Le spiego che prendere una coincidenza in aeroporto è facile, basta seguire le indicazioni, il nostro volo parte dal Gate E tra un’ora, non dobbiamo correre ma è meglio muoversi. Passiamo i vari controlli indenni, fin quando chiedo a Lei e ai bambini di aspettarmi sotto a uno degli schermi con gli orari delle partenze, mentre corro al duty free per fare rifornimento di tabacco e alcolici.
Al mio ritorno, la famiglia punjabi è in compagnia di due conterranei inturbantati. Due uomini distinti, giacca e cravatta, coi quali si confabula in punjabi su quale fosse il gate, come arrivarci, quanto tempo mancava alla partenza.
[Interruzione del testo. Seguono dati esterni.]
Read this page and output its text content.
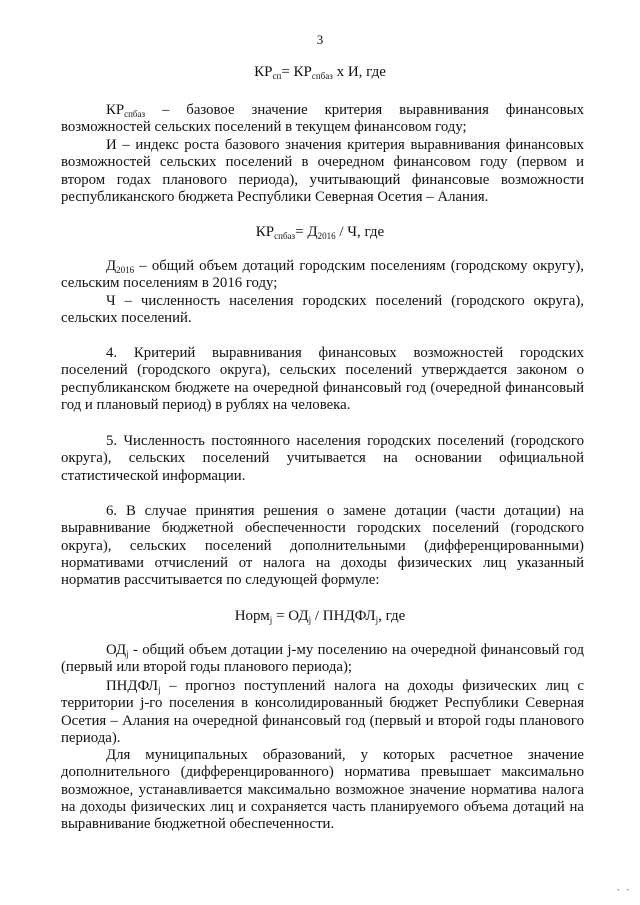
3
$КР_{сп}= КР_{спбаз}$ х И, где
$КР_{спбаз}$ – базовое значение критерия выравнивания финансовых возможностей сельских поселений в текущем финансовом году;
И – индекс роста базового значения критерия выравнивания финансовых возможностей сельских поселений в очередном финансовом году (первом и втором годах планового периода), учитывающий финансовые возможности республиканского бюджета Республики Северная Осетия – Алания.
$КР_{спбаз}= Д_{2016} / Ч$, где
$Д_{2016}$ – общий объем дотаций городским поселениям (городскому округу), сельским поселениям в 2016 году;
Ч – численность населения городских поселений (городского округа), сельских поселений.
4. Критерий выравнивания финансовых возможностей городских поселений (городского округа), сельских поселений утверждается законом о республиканском бюджете на очередной финансовый год (очередной финансовый год и плановый период) в рублях на человека.
5. Численность постоянного населения городских поселений (городского округа), сельских поселений учитывается на основании официальной статистической информации.
6. В случае принятия решения о замене дотации (части дотации) на выравнивание бюджетной обеспеченности городских поселений (городского округа), сельских поселений дополнительными (дифференцированными) нормативами отчислений от налога на доходы физических лиц указанный норматив рассчитывается по следующей формуле:
Норм$_j$ = $ОД_j$ / $ПНДФЛ_j$, где
$ОД_j$ - общий объем дотации j-му поселению на очередной финансовый год (первый или второй годы планового периода);
$ПНДФЛ_j$ – прогноз поступлений налога на доходы физических лиц с территории j-го поселения в консолидированный бюджет Республики Северная Осетия – Алания на очередной финансовый год (первый и второй годы планового периода).
Для муниципальных образований, у которых расчетное значение дополнительного (дифференцированного) норматива превышает максимально возможное, устанавливается максимально возможное значение норматива налога на доходы физических лиц и сохраняется часть планируемого объема дотаций на выравнивание бюджетной обеспеченности.
- -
Lei mi vede e sorride, mi presenta ai due opinion maker – che in cinque minuti di chiacchiere sono riusciti a confondere completamente le idee di Lei, ora insicura sul volo da prendere, sul gate, sull’orario, sulle direzioni – e dice che la sto aiutando, che andiamo insieme in India.
Mi libero degli opinion maker – non prima di aver assicurato anche loro su quale volo LORO dovessero prendere, gate e tutto il resto – e raggiungiamo tutti insieme il Gate E. Lascio la mano di Francesco, saluto Lei e il piccolo Davide e mi siedo ad aspettare.
Qualche sedia più in là della mia, contorto come solo gli indiani sanno fare quando cercando di ottimizzare le attese schiacciando un pisolino, c’è un signore sulla settantina, bellissimo: barba bianca, pantaloni semi-eleganti, sandalo da battaglia, turbante blu sbiadito.
Non potevo immaginare che proprio lui si sarebbe accomodato al sedile di fianco – lato finestrino, lui – sul volo Zurigo – Delhi. E che nelle 8 ore di viaggio il nostro sodalizio (superando le barriere effimere di età, linguaggio e provenienza) si sarebbe rivelato un viaggio nel viaggio, un giro sulle montagne russe della socioantropologia ad alta quota.